The following few years were some of the most difficult times in our entire journey. We walked through losses, continued infertility, adoption fraud and 6 disrupted adoptions. While it was a rollercoaster and extremely difficult, we absolutely respect and support a Mamas choice and right to parent their child. We know those sweet babies are where they are meant to be and God wrote us into their stories to love them all well when they needed it most. For us, adoption has never been about what we can gain, but what we can give or how we can support one another. This desire to stand in the spaces we might be able to help fill (temporarily or permanently), is what also led us to foster care licensing. We know there are no guarantees and we are not entitled to anything, we knew that going in. We are here to love big and well as these mamas need it without any expectation of a certain outcome. We are simply trying to walk a path that feels aligned with where we have been called to go and sometimes that can feel scary and unnerving.

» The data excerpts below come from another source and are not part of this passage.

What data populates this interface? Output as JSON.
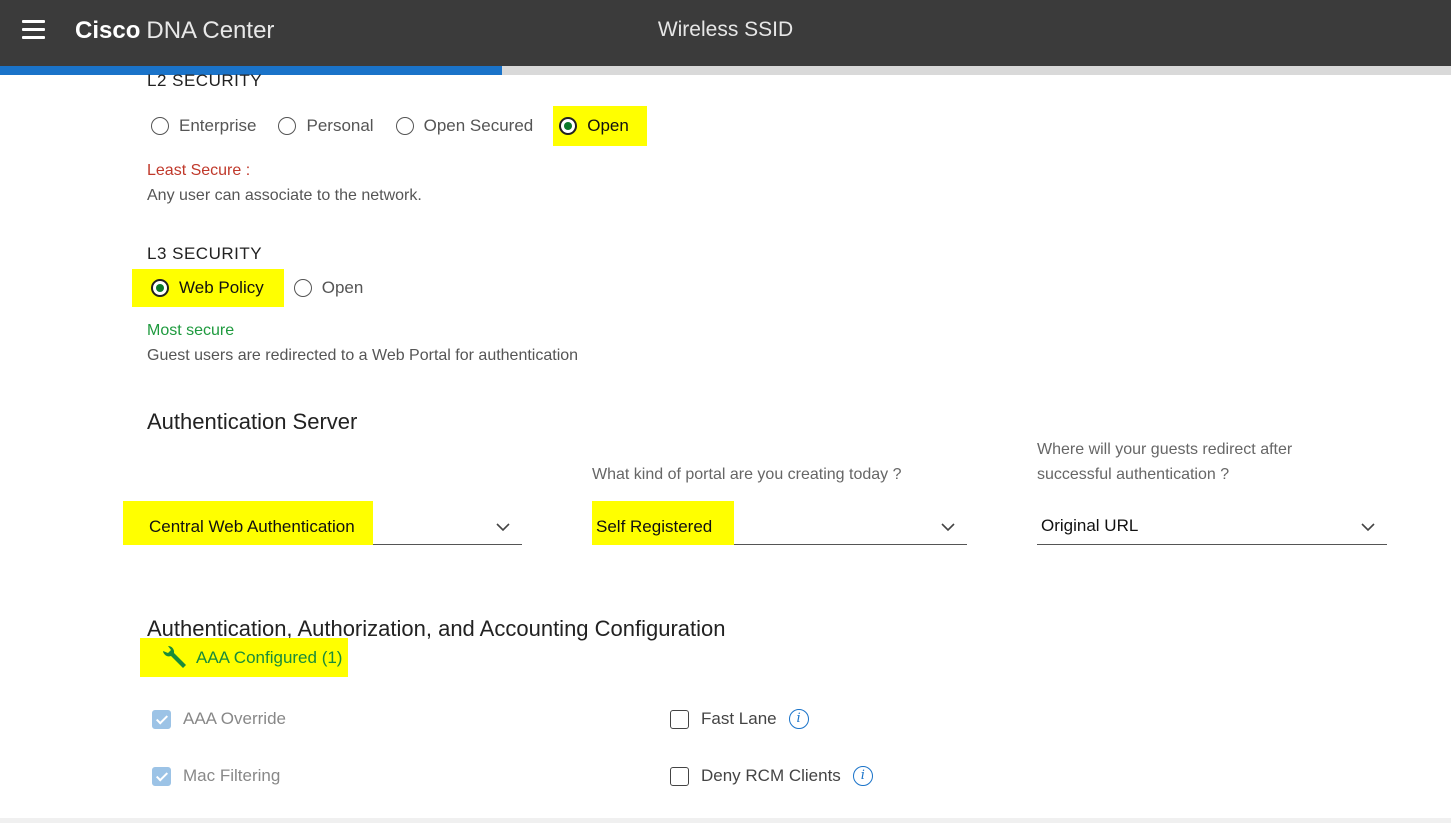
{
  "header": {
    "brand_bold": "Cisco",
    "brand_light": "DNA Center",
    "page_title": "Wireless SSID",
    "progress_fraction": 0.346
  },
  "l2": {
    "label": "L2 SECURITY",
    "options": [
      "Enterprise",
      "Personal",
      "Open Secured",
      "Open"
    ],
    "selected": "Open",
    "note_title": "Least Secure :",
    "note_desc": "Any user can associate to the network."
  },
  "l3": {
    "label": "L3 SECURITY",
    "options": [
      "Web Policy",
      "Open"
    ],
    "selected": "Web Policy",
    "note_title": "Most secure",
    "note_desc": "Guest users are redirected to a Web Portal for authentication"
  },
  "auth_server": {
    "heading": "Authentication Server",
    "server_value": "Central Web Authentication",
    "portal_hint": "What kind of portal are you creating today ?",
    "portal_value": "Self Registered",
    "redirect_hint_1": "Where will your guests redirect after",
    "redirect_hint_2": "successful authentication ?",
    "redirect_value": "Original URL"
  },
  "aaa": {
    "heading": "Authentication, Authorization, and Accounting Configuration",
    "link_label": "AAA Configured (1)",
    "icon": "wrench-icon",
    "options": [
      {
        "label": "AAA Override",
        "checked": true
      },
      {
        "label": "Mac Filtering",
        "checked": true
      },
      {
        "label": "Fast Lane",
        "checked": false
      },
      {
        "label": "Deny RCM Clients",
        "checked": false
      }
    ]
  },
  "colors": {
    "highlight": "#ffff00",
    "topbar": "#3b3b3b",
    "accent_blue": "#1a73c9",
    "least_secure_red": "#c0392b",
    "most_secure_green": "#1e9a3e"
  }
}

Adoption is hard and often it hurts, relationships can be complicated, and there is not a perfect or ideal situation. There is however beauty to be found amongst the ashes, if you look within the details and aim to do the best you can for your children and their families.

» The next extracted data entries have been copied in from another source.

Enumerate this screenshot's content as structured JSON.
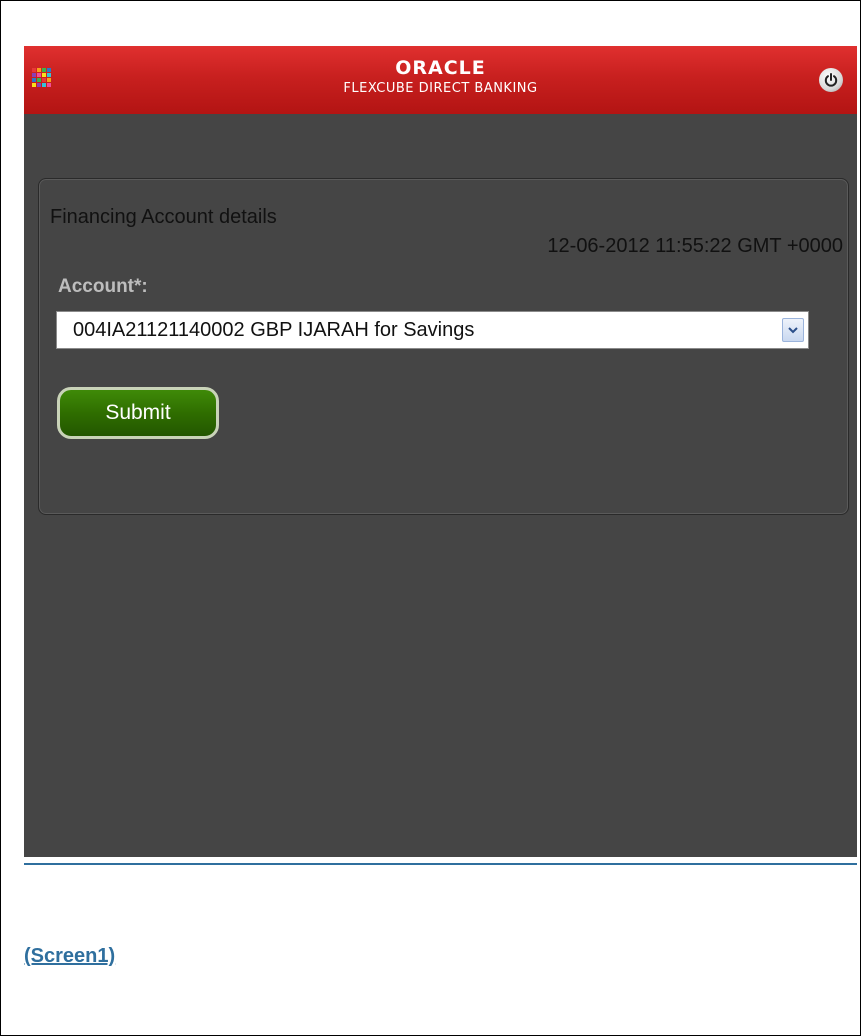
{
  "header": {
    "brand_logo": "ORACLE",
    "brand_subtitle": "FLEXCUBE DIRECT BANKING",
    "menu_icon": "grid-menu-icon",
    "power_icon": "power-icon",
    "menu_icon_colors": [
      "#e83838",
      "#f7a21b",
      "#39b54a",
      "#2b79c8",
      "#8a3fb5",
      "#f04e98",
      "#f9e11c",
      "#34c3d8",
      "#2b79c8",
      "#39b54a",
      "#e83838",
      "#f7a21b",
      "#f9e11c",
      "#8a3fb5",
      "#34c3d8",
      "#f04e98"
    ]
  },
  "panel": {
    "title": "Financing Account details",
    "timestamp": "12-06-2012 11:55:22 GMT +0000",
    "account_label": "Account*:",
    "account_selected": "004IA21121140002 GBP IJARAH for Savings",
    "submit_label": "Submit"
  },
  "caption": "(Screen1)",
  "colors": {
    "header_red": "#c8201f",
    "body_bg": "#454545",
    "submit_green": "#2f6e00",
    "caption_blue": "#2f6f9e"
  }
}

Over the past 2.5 years, we were presented with the possibility of beginning a new journey to grow our family through embryo adoption, which leads us to today. We hope to spend the next month sharing this part of our story, the process, options, lessons, legalities, family relationships, what it looks like and means for our family, as well as answering your questions along the way. Thank you for joining us here, we look forward to getting to know you all.

With love and gratitude,

Edward, Miranda, Honor, Baine, Baby S, Baby H, Bizun and Cash (family dogs)

Comments

  1. Shannon Hansen says:

    Such a beautiful, uplifting, challenging path your family has experienced. Incredibly inspirational and looking forward to learning more about your journey.